With the DUF genes as anchors, the gene neighbourhood was also comprehensively analyzed using a custom Perl script. This script uses either the PTT file (downloadable from the NCBI ftp site) or the Genbank file in the case of whole genome shot gun sequences to extract the neighbors of a given query gene. The protein sequences of all neighbors were clustered using the BLASTCLUST program (ftp://ftp.ncbi.nih.gov/blast/documents/blastclust.html) to identify related sequences in gene neighbourhoods. Each cluster of homologous proteins were then assigned an annotation based on the domain architecture or conserved shared domain which were detected using Pfam models and in-house profiles run using RPS-BLAST [28]. This allowed an initial annotation of gene neighbourhoods and their grouping based on conservation of neighborhood associations. In further analysis care was taken to ensure that genes are unidirectional on the same strand of DNA and shared a putative common promoter to be counted as a single operon. If they were head to head on opposite strands they were examined for potential bidirection promoter sharing patterns.

Structure determination

Protein purification and crystallization was performed by the JCSG crystallomics core [29-31]. All X-ray diffraction data were collected at the Stanford Synchrotron Radiation Lightsource (SSRL) on beamline 11-1. Data sets were collected at 100 K using a Rayonix MX-325 CCD detector. X-ray diffraction data were collected from a single crystal at wavelengths corresponding to the inflection (λ 1), high energy remote (λ 2), and peak (λ 3) [PDB:3K7C]; the peak(λ 1), inflection (λ 2), and high energy remote (λ 3) [PDB: 4HYZ]; or the inflection (λ 1) and high energy remote (λ 2) [PDB:3KZT], of a multi-wavelength or a two-wavelength selenium multi-wavelength anomalous diffraction (MAD). The data were integrated and scaled using the XDS and XSCALE programs respectively [32, 33] [PDB:3K7C] or the MOSFLM [34] and SCALA [35] programs [PDB:3KZT][PDB:4HYZ]. Data statistics are summarized in Additional file 1: Tables S1-S3. The selenium substructures for the three proteins were solved with SHELXD [36] and the MAD phases were refined with autoSHARP [37]. Iterative automated model building was performed with RESOLVE [38] at a resolution of 2.00 Å [PDB:3K7C] or Arp/Warp [39] at a resolution of 2.15 Å [PDB:3KZT] or with Buccaneer [40, 41] at a resolution of 2.25 Å [PDB:4HYZ] from density-modified electron density. Model completion was performed using the interactive computer-graphics program COOT [42] and MAD-phase-restrained refinement was accomplished using the program REFMAC ver 5.5.0102 [PDB:3K7C], ver 5.5.0053 [PDB:3KZT] [43] or BUSTER ver 2.10.0 [44] [PDB:4HYZ].

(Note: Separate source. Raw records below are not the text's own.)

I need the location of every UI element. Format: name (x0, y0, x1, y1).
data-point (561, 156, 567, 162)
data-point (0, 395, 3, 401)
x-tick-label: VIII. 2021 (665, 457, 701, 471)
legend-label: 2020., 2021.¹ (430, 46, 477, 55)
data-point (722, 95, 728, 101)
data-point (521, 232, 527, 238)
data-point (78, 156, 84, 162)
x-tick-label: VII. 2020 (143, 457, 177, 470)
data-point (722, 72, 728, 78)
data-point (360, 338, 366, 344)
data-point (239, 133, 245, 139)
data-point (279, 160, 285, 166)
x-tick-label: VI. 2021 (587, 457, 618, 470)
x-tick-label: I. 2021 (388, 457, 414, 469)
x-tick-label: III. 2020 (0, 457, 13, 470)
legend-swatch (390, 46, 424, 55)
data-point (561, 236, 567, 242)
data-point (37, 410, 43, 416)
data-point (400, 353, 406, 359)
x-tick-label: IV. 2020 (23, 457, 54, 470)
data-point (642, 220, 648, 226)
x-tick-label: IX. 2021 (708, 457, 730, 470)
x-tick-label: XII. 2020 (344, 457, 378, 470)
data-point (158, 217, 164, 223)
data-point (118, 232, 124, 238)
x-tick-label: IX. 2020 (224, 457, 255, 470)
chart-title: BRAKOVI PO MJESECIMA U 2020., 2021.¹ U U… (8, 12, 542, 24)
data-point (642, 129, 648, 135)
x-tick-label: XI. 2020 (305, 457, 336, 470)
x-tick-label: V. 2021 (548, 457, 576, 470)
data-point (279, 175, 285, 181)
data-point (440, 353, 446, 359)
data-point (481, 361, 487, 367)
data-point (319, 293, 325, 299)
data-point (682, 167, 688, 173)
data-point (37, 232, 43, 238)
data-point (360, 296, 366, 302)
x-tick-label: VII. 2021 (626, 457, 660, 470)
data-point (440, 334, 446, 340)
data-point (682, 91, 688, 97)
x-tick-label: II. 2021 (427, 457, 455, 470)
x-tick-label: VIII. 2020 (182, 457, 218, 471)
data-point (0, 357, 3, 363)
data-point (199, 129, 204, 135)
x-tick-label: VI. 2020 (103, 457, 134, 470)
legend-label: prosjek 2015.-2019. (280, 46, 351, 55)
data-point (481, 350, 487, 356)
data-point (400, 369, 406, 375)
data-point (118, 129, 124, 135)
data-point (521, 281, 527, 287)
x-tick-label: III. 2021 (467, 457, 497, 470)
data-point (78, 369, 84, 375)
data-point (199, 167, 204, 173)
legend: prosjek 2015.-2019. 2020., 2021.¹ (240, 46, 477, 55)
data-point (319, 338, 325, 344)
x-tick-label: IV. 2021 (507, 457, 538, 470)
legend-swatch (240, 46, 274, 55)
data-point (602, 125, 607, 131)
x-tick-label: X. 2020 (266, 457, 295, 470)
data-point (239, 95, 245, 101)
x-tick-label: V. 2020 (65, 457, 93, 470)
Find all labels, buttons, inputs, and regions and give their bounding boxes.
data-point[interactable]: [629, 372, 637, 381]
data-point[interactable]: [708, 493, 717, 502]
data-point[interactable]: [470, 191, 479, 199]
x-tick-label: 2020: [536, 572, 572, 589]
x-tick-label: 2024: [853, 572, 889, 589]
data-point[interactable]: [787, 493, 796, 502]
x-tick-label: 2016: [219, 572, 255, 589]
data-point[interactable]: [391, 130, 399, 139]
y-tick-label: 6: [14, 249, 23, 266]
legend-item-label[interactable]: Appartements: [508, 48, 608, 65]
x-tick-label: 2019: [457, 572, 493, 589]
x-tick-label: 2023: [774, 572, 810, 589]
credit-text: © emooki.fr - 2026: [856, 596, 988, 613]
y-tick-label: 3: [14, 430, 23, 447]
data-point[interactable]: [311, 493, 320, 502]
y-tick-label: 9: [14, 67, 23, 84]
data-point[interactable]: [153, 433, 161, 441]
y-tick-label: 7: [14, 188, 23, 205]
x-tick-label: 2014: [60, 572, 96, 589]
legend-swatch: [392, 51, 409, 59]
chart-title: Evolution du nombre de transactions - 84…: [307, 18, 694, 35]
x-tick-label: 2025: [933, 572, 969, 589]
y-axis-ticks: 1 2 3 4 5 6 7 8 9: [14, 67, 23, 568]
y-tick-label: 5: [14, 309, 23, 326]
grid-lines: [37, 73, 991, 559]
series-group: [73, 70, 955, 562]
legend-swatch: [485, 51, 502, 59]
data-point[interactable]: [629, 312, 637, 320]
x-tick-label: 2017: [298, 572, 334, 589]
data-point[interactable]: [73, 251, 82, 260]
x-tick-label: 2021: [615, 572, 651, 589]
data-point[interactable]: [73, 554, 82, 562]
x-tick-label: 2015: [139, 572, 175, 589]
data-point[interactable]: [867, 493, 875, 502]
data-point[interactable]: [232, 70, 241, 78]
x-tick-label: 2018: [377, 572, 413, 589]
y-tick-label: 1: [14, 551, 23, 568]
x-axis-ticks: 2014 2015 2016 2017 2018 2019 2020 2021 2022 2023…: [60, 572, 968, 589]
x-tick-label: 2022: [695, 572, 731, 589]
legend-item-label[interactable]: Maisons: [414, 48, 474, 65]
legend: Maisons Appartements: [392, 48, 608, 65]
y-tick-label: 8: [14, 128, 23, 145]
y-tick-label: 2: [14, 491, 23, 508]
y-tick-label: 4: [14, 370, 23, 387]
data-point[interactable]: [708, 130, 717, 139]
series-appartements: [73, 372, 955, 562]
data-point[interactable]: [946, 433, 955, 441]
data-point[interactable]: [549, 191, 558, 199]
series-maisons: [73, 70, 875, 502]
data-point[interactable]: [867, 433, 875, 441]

Structure validation and deposition

The quality of the crystal structure was analyzed using the JCSG Quality Control Server [45]. This server verifies: the stereochemical quality of the model using AutoDepInputTool, MolProbity and WHATIF 5.0 [18, 46, 47]; agreement between the atomic model and the data using SFcheck 4.0 and RESOLVE [38, 48]; the protein sequence using CLUSTALW [49]; atom occupancies using MOLEMAN2.0 [50]; and consistency of NCS pairs. It also evaluates differences in Rcryst/Rfree, expected Rfree/Rcryst, and maximum/minimum B-values by parsing the refinement log-file and PDB header. Protein quaternary structure analysis used the EBI PISA server [51]. Atomic coordinates and experimental structure factors have been deposited in the PDB and are accessible under the codes [PDB:3KZT], [PDB:3K7C] and [PDB:4HYZ]. Electrostatic potential and cavity prediction was performed using the MarkUs functional annotation server [21].

Availabilty of supporting data

The data sets supporting the results of this article are included within the article (and its Additional file 1: Tables S1-S3).